I burned real hours on that theory. Re-ran crawls, compared outputs, squinted at responses convinced I’d catch the site in the act. I had a suspect, and I’d stopped looking at the actual culprit. Classic — when you’ve decided who’s guilty, you stop investigating.
The Bug Was Me
The website was returning exactly what I asked for. The problem was that I was asking with the wrong session.
Scrapy is asynchronous. My requests weren’t going out in a tidy line — they were flying concurrently, all sharing one session. So the careful sequence I had in my head — set the context, then fetch the results for that context — wasn’t happening at all. Request A set one context; request B (firing at the same moment) set another; the result requests came back scoped to whatever session state happened to win the race. Every listing was technically a valid response to a session — just not the one I thought it belonged to.
I wasn’t handling sessions, so async did exactly what async does: it interleaved everything and shredded the one assumption my whole filter logic rested on. The data wasn’t lying. It was answering a question I didn’t realize I was asking.
That realization landed with a very specific flavour of disappointment — the kind you only feel when the bug is small, obvious in hindsight, and entirely your own.
The fix
The fix was almost insultingly small. Scrapy can maintain multiple independent sessions by tagging requests with a cookiejar key, so each logical flow keeps its own cookies — and therefore its own server-side session — instead of all of them fighting over one:
def start_requests(self):
for i, query in enumerate(self.queries):
yield scrapy.Request(
self.context_url(query),
meta={"cookiejar": i}, # isolate this flow's session
callback=self.parse_results,
)
def parse_results(self, response):
# Carry the SAME cookiejar through the dependent chain
yield scrapy.Request(
self.results_url(response),
meta={"cookiejar": response.meta["cookiejar"]},
callback=self.parse_listing,
)
The key part isn’t just using a cookiejar — it’s threading the same one through every request in a dependent chain so the context and the results that depend on it stay bound together, no matter how Scrapy schedules them. One isolated session per flow, no more races.
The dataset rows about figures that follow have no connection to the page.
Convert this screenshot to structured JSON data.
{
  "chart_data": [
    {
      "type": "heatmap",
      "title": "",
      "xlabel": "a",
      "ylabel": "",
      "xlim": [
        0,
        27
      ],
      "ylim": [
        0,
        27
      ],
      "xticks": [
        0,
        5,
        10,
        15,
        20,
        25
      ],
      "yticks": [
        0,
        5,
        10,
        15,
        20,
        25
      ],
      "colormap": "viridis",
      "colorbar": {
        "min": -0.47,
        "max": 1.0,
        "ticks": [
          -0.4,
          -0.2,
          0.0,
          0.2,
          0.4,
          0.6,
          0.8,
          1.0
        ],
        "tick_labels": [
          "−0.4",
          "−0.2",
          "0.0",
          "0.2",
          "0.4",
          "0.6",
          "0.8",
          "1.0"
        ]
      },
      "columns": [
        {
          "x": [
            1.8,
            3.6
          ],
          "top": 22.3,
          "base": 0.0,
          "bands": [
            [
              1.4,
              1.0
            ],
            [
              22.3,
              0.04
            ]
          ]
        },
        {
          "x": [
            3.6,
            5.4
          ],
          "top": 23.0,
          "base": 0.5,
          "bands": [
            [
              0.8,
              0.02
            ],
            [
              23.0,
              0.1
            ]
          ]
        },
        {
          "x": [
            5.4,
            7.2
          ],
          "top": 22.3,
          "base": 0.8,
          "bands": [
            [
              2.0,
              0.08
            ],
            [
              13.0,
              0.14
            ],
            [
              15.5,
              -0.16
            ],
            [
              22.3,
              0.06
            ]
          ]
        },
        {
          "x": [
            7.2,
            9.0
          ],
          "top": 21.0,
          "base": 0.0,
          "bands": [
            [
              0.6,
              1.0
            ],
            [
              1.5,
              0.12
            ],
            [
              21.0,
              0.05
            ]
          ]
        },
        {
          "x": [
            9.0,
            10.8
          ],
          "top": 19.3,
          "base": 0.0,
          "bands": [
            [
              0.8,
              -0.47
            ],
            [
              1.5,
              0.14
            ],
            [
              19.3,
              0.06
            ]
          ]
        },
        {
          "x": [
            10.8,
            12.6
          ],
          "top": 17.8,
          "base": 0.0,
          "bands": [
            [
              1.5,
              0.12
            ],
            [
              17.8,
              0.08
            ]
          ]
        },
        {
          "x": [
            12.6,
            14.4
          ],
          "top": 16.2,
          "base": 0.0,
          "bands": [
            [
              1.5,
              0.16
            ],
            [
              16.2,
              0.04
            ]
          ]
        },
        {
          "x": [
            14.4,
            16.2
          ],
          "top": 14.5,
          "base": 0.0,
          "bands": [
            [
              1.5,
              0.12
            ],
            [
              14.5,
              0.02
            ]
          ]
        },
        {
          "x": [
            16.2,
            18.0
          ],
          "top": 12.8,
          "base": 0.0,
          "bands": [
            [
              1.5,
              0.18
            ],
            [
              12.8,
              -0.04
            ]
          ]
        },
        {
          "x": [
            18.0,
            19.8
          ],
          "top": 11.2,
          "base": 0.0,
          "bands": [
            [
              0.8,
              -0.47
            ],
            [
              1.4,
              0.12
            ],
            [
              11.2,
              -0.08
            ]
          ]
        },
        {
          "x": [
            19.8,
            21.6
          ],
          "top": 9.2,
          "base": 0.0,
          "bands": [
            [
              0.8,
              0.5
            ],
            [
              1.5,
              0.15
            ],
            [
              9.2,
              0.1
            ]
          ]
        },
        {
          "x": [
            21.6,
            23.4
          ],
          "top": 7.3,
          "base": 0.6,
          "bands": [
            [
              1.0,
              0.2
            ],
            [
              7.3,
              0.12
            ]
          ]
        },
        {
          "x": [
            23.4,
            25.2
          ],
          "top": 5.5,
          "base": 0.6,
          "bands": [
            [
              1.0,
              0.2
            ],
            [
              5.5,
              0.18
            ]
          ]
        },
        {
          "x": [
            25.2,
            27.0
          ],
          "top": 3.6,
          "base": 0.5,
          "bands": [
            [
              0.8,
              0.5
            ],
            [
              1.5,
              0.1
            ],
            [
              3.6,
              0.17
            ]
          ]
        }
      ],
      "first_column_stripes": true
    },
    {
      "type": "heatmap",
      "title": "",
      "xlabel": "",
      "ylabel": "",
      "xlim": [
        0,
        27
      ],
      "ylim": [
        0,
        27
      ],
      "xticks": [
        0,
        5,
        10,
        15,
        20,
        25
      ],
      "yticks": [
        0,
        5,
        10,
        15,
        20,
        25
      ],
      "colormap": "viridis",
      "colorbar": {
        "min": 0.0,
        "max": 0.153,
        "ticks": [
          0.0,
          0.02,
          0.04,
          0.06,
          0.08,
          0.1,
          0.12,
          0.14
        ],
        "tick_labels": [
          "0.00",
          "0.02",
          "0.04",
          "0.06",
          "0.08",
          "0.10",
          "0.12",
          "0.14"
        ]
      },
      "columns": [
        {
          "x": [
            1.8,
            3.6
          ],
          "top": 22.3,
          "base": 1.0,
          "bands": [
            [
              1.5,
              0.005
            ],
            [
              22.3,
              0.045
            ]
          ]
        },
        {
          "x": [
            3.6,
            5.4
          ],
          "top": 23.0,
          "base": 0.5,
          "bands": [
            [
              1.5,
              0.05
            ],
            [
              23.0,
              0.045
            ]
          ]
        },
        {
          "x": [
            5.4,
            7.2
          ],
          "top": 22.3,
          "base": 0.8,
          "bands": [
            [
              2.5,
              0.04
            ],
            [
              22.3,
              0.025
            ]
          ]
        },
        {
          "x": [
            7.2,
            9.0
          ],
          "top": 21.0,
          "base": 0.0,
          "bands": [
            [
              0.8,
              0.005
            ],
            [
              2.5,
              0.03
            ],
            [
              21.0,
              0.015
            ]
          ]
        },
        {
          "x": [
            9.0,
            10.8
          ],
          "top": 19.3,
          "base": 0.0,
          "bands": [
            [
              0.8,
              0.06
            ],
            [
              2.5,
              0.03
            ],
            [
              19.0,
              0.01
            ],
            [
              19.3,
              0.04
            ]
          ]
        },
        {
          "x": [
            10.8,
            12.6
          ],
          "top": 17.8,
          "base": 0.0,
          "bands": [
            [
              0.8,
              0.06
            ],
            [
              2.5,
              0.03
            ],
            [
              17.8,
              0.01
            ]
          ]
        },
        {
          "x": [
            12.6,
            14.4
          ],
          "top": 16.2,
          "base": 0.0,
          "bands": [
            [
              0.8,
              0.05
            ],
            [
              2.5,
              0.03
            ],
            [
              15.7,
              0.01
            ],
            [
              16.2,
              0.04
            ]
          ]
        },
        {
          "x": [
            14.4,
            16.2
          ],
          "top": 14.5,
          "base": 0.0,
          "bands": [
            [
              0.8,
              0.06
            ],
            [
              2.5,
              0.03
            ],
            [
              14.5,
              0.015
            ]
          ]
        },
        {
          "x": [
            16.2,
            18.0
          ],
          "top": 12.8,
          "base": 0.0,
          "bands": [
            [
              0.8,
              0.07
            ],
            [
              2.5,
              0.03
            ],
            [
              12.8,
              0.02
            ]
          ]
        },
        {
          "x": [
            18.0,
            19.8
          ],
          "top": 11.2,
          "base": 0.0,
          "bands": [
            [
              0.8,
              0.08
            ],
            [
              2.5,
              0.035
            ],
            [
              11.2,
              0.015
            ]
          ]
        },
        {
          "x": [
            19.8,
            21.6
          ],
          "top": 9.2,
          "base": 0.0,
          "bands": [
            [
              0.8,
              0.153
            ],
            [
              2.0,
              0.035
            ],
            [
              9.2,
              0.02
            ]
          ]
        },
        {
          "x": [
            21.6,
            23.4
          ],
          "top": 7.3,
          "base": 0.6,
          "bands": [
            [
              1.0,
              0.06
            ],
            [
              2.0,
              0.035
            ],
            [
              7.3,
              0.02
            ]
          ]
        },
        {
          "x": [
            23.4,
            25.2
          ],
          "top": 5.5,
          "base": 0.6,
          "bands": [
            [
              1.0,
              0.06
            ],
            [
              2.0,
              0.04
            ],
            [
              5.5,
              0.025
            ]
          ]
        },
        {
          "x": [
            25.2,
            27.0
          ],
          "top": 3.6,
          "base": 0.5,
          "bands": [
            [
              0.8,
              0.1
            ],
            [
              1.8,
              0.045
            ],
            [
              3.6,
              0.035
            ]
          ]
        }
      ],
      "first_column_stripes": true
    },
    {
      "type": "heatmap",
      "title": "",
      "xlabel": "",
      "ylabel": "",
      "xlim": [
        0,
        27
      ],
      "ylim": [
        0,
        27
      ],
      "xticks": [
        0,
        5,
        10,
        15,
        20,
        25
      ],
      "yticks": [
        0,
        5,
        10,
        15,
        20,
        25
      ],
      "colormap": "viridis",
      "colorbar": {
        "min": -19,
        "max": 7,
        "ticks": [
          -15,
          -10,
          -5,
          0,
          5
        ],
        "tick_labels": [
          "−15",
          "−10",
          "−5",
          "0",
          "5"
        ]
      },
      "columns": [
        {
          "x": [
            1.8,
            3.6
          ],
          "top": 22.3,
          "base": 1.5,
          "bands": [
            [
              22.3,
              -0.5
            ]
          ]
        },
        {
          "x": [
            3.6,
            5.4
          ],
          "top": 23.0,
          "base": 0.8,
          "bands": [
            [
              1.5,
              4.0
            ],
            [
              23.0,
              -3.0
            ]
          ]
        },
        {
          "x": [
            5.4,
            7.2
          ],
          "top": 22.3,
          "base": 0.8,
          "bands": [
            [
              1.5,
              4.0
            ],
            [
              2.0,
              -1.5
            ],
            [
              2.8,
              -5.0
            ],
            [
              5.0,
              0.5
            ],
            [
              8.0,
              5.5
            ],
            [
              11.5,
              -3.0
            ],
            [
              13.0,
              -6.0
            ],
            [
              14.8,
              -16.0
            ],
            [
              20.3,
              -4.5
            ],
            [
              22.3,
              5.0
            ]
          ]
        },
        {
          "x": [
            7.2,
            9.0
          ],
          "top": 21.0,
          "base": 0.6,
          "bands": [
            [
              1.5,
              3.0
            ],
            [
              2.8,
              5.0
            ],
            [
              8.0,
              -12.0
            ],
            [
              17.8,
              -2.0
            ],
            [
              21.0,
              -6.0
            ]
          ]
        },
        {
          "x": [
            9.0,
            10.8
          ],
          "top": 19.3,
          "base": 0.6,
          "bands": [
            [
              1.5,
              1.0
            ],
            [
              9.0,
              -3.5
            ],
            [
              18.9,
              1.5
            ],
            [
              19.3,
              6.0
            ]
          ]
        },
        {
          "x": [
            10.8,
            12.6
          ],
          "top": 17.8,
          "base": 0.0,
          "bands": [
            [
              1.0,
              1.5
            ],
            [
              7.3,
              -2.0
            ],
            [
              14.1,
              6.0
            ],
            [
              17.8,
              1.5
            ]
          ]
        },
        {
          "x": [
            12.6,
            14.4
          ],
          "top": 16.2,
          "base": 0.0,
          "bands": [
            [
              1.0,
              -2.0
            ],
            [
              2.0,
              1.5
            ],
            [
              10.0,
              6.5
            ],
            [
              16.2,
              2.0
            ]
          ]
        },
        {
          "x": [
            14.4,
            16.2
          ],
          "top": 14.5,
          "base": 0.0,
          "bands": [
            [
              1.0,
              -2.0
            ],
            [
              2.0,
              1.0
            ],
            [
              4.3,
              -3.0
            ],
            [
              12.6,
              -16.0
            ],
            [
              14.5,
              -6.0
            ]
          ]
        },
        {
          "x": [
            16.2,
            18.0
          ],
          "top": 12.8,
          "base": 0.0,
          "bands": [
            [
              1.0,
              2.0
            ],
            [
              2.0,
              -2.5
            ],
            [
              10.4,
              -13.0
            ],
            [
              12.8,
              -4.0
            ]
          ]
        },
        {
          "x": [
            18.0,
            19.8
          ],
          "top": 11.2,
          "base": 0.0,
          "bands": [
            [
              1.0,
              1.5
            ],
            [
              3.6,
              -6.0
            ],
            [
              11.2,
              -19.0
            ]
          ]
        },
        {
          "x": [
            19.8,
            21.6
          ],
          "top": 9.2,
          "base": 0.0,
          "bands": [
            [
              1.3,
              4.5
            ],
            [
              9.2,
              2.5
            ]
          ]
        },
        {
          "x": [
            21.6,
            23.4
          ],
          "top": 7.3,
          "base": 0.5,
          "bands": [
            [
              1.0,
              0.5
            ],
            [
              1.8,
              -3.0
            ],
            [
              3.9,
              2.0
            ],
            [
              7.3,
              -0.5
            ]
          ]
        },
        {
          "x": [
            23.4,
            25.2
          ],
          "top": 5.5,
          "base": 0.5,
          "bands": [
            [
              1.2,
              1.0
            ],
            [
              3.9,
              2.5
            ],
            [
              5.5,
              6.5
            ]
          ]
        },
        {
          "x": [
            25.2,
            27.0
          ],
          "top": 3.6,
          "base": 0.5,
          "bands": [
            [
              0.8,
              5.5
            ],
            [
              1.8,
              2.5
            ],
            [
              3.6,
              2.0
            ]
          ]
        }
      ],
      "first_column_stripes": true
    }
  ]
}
Re-ran it, and the data matched the criteria exactly. Every row meant what it was supposed to mean.
What I actually learned
- Treat sessions as a first-class part of recon. “Does this site tie results to session state?” is a question to answer before writing the spider, not after the data comes back wrong. I now check it deliberately, every time.
- Async doesn’t preserve your mental model of order. If a request depends on state set by another, you have to bind them explicitly — in Scrapy, that’s the cookiejar threaded through the chain. The framework will happily run your dependent requests out of order and never warn you. The session round in Spider vs 403 is the same lesson from the detection side.
- Suspect your own code first. The website almost certainly isn’t out to get you specifically. When the output is wrong but nothing crashed, the bug is usually a wrong assumption of yours — and like all the best-disguised ones, it won’t announce itself.
The most expensive part of this bug wasn’t the fix — it was the hours I spent certain the problem was someone else’s. The data was honest the whole time. I just hadn’t noticed I was the one asking the wrong question.